Alternatives like Fischer–Tropsch can process waste wood or municipal garbage — but they’re more expensive, technically complex, and still not commercially proven. As one industry voice put it, F-T “remains a pipe dream even with abundant, low-cost feedstock.”

In short: the problem isn’t whether SAF can be made. It’s whether it can be made at the scale, cost, and reliability the aviation sector needs.

The Feedstock Conundrum and the Grand Bargain

This is where yesterday’s “broken eggs” idea still holds. High plant oil prices funnel incentives toward feedstock traders, not toward bridging the cost gap between plant oils and fossil fuels or between small greenfield refineries and depreciated conventional ones.

A Grand Bargain — aligning a food-policy-driven drop in seed oil demand with fuel-market feedstock needs — could change the math. By intentionally coordinating these markets, rural and urban interests could both win, much as they have in past Farm Bill coalitions. That’s restructuring, not just subsidies — and it’s one ingredient in the omelette.

Signs of Life

Despite the structural headwinds, new capacity is still being built:

  • LG Chem and Enilive in South Korea have broken ground on the nation’s first HVO/SAF plant, 400,000 tons/year capacity, due 2027.

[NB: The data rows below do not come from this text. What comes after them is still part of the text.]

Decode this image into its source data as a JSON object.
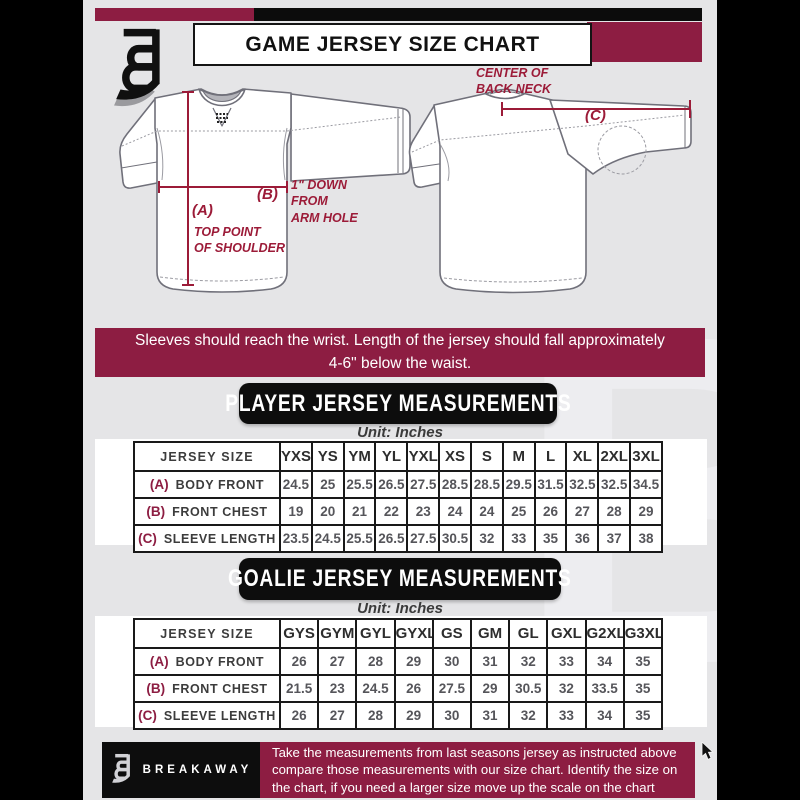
{
  "colors": {
    "maroon": "#8d1d42",
    "annotation_maroon": "#9c1b38",
    "black": "#0d0d0d",
    "page_bg": "#e5e5e7",
    "frame_bg": "#000000"
  },
  "header": {
    "title": "GAME JERSEY SIZE CHART"
  },
  "diagram": {
    "front": {
      "key_a": "(A)",
      "caption_a": [
        "TOP POINT",
        "OF SHOULDER"
      ],
      "key_b": "(B)",
      "caption_b": [
        "1\" DOWN",
        "FROM",
        "ARM HOLE"
      ]
    },
    "back": {
      "key_c": "(C)",
      "caption_c": [
        "CENTER OF",
        "BACK NECK"
      ]
    }
  },
  "banner": {
    "text": "Sleeves should reach the wrist. Length of the jersey should fall approximately 4-6\" below the waist."
  },
  "sections": {
    "player": {
      "title": "PLAYER JERSEY MEASUREMENTS",
      "unit": "Unit: Inches"
    },
    "goalie": {
      "title": "GOALIE JERSEY MEASUREMENTS",
      "unit": "Unit: Inches"
    }
  },
  "tables": {
    "player": {
      "corner": "JERSEY SIZE",
      "sizes": [
        "YXS",
        "YS",
        "YM",
        "YL",
        "YXL",
        "XS",
        "S",
        "M",
        "L",
        "XL",
        "2XL",
        "3XL"
      ],
      "rows": [
        {
          "key": "(A)",
          "label": "BODY FRONT",
          "values": [
            "24.5",
            "25",
            "25.5",
            "26.5",
            "27.5",
            "28.5",
            "28.5",
            "29.5",
            "31.5",
            "32.5",
            "32.5",
            "34.5"
          ]
        },
        {
          "key": "(B)",
          "label": "FRONT CHEST",
          "values": [
            "19",
            "20",
            "21",
            "22",
            "23",
            "24",
            "24",
            "25",
            "26",
            "27",
            "28",
            "29"
          ]
        },
        {
          "key": "(C)",
          "label": "SLEEVE LENGTH",
          "values": [
            "23.5",
            "24.5",
            "25.5",
            "26.5",
            "27.5",
            "30.5",
            "32",
            "33",
            "35",
            "36",
            "37",
            "38"
          ]
        }
      ]
    },
    "goalie": {
      "corner": "JERSEY SIZE",
      "sizes": [
        "GYS",
        "GYM",
        "GYL",
        "GYXL",
        "GS",
        "GM",
        "GL",
        "GXL",
        "G2XL",
        "G3XL"
      ],
      "rows": [
        {
          "key": "(A)",
          "label": "BODY FRONT",
          "values": [
            "26",
            "27",
            "28",
            "29",
            "30",
            "31",
            "32",
            "33",
            "34",
            "35"
          ]
        },
        {
          "key": "(B)",
          "label": "FRONT CHEST",
          "values": [
            "21.5",
            "23",
            "24.5",
            "26",
            "27.5",
            "29",
            "30.5",
            "32",
            "33.5",
            "35"
          ]
        },
        {
          "key": "(C)",
          "label": "SLEEVE LENGTH",
          "values": [
            "26",
            "27",
            "28",
            "29",
            "30",
            "31",
            "32",
            "33",
            "34",
            "35"
          ]
        }
      ]
    }
  },
  "footer": {
    "brand": "BREAKAWAY",
    "note": "Take the measurements from last seasons jersey as instructed above compare those measurements  with our size chart. Identify the size on the chart, if you need a larger size move up the scale on the chart"
  },
  "watermark": {
    "letter": "B"
  }
}
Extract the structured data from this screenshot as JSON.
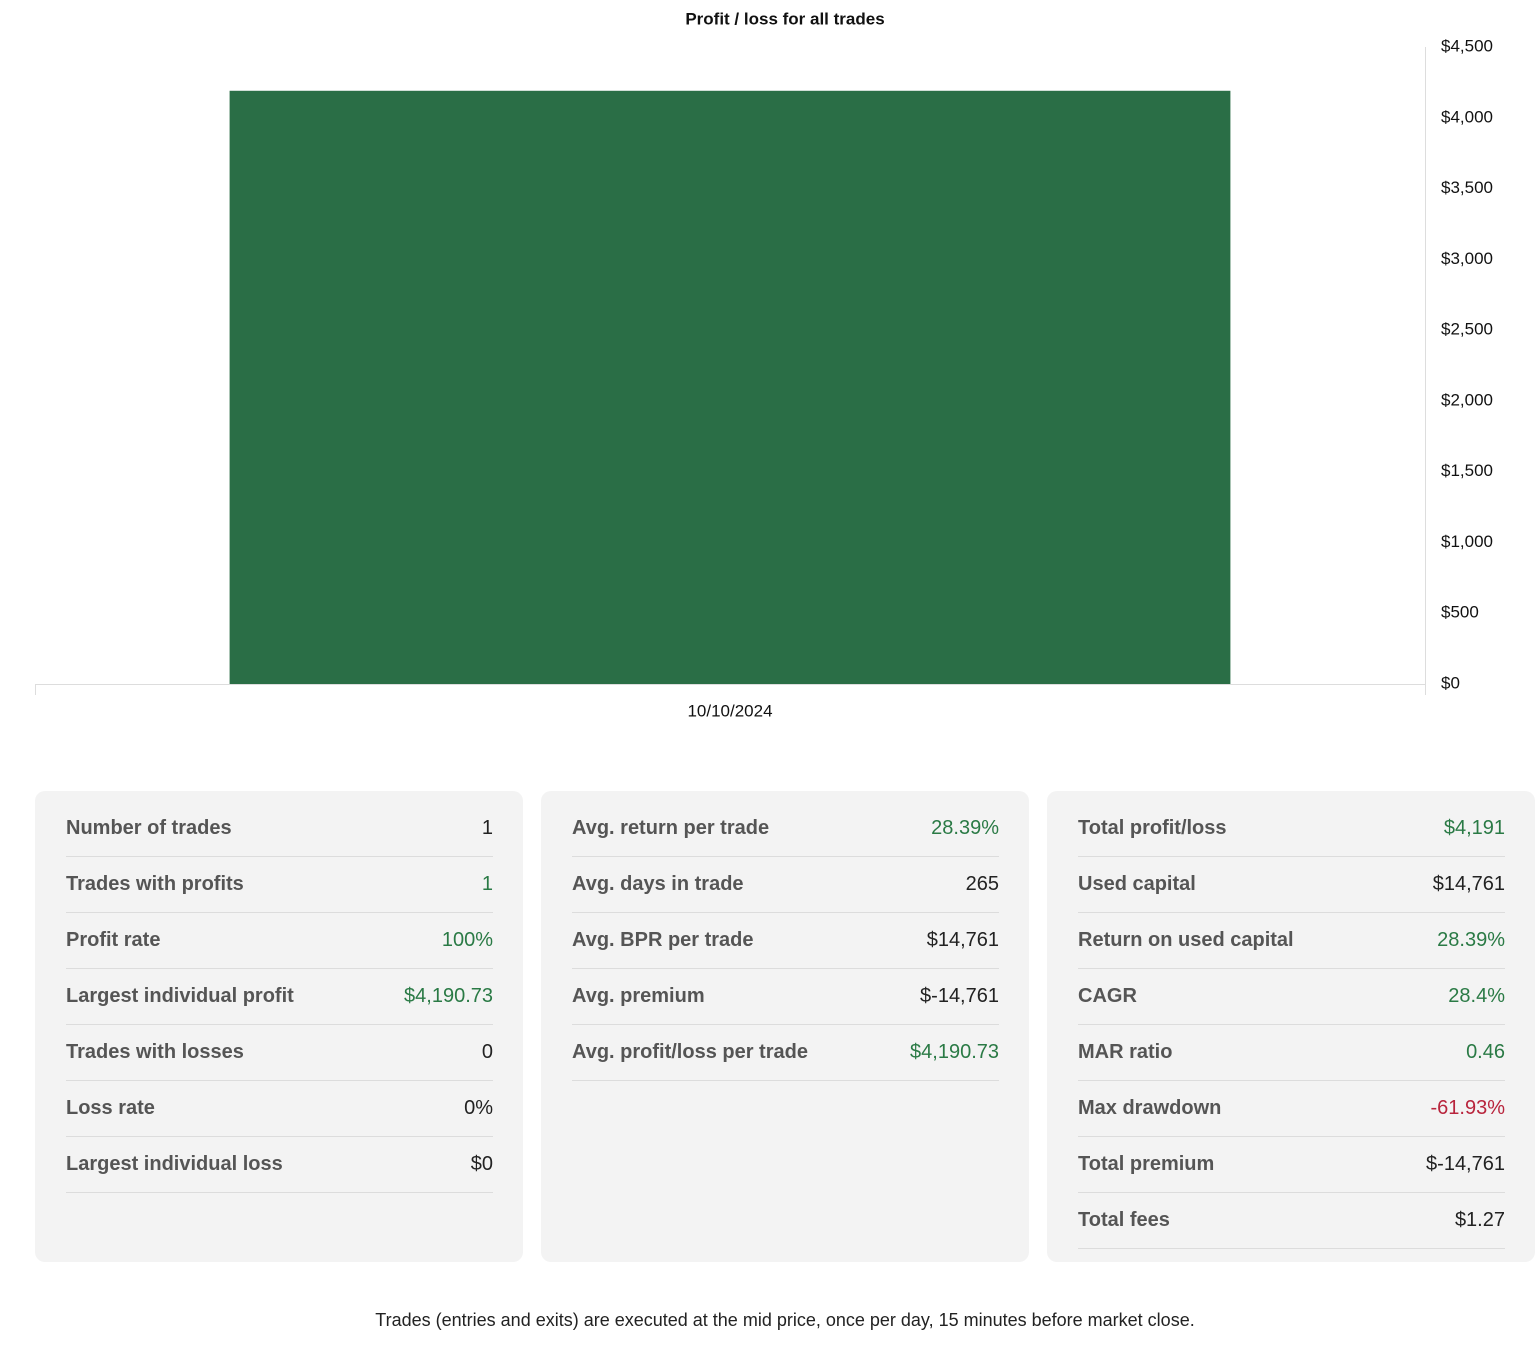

  • Moeve and Apical in Spain are investing €1.2B in a second-generation biofuel plant using ag waste and used cooking oil, cutting CO₂ emissions by 75% and recycling all its water.

These projects are happening after the Reuters review, showing there’s still investor belief — if the foundations can be strengthened.

What’s Real — and What’s Not

Not real:

  • Painting a picture of imminent breakthroughs to burnish green credentials while actual volumes lag far behind.

  • Believing technology alone will fix the economics.

  • Expecting that piecemeal grants and handouts will substitute for market restructuring.

Real:

  • SAF technology works.

  • The limiting factor is structural: feedstock availability, pricing, and the economics of building new plants versus running legacy fossil refineries.

  • Fixes require alignment between those with market power, policy influence, and capital.

Five Fixes That Matter

  1. Structural Reform – Address the feedstock bottleneck through solutions like the Grand Bargain, creating new, stable supply pathways.

  2. Coordinated Investment – Move beyond one-off “marquee” announcements; form airline-producer consortiums for large-scale projects, as SGP BioEnergy’s Randy Letang has urged.

  3. Stronger, Predictable Incentives – Policy stability is key; sudden shifts or rollbacks will stall investment.

  4. Transparency and Realism – Publish roadmaps and project databases grounded in proven technologies and commercial operations.

  5. Technology and Feedstock Diversification – Keep HEFA scaling, but advance other SAF pathways to reduce reliance on limited waste oils and fats.

The Bottom Line: From Cracked Eggs to a Meal Worth Serving

The SAF journey isn’t a quick fix — it’s a deep rebuild. Demonizing players at the bottom of the hype cycle wastes energy that should be spent on structural repair. Yesterday’s two broken eggs — the MAHA policy debate and the SAF feedstock shortage — are still in the bowl. Today’s third is the habit of blaming hype hangovers instead of fixing what’s broken.

Add the right ingredients — structural reform, coordinated investment, stable policy, transparency, and diversification — and the industry can turn those eggs into something more than aspiration. The technology is ready. The omelette just needs the recipe — and the will to cook it.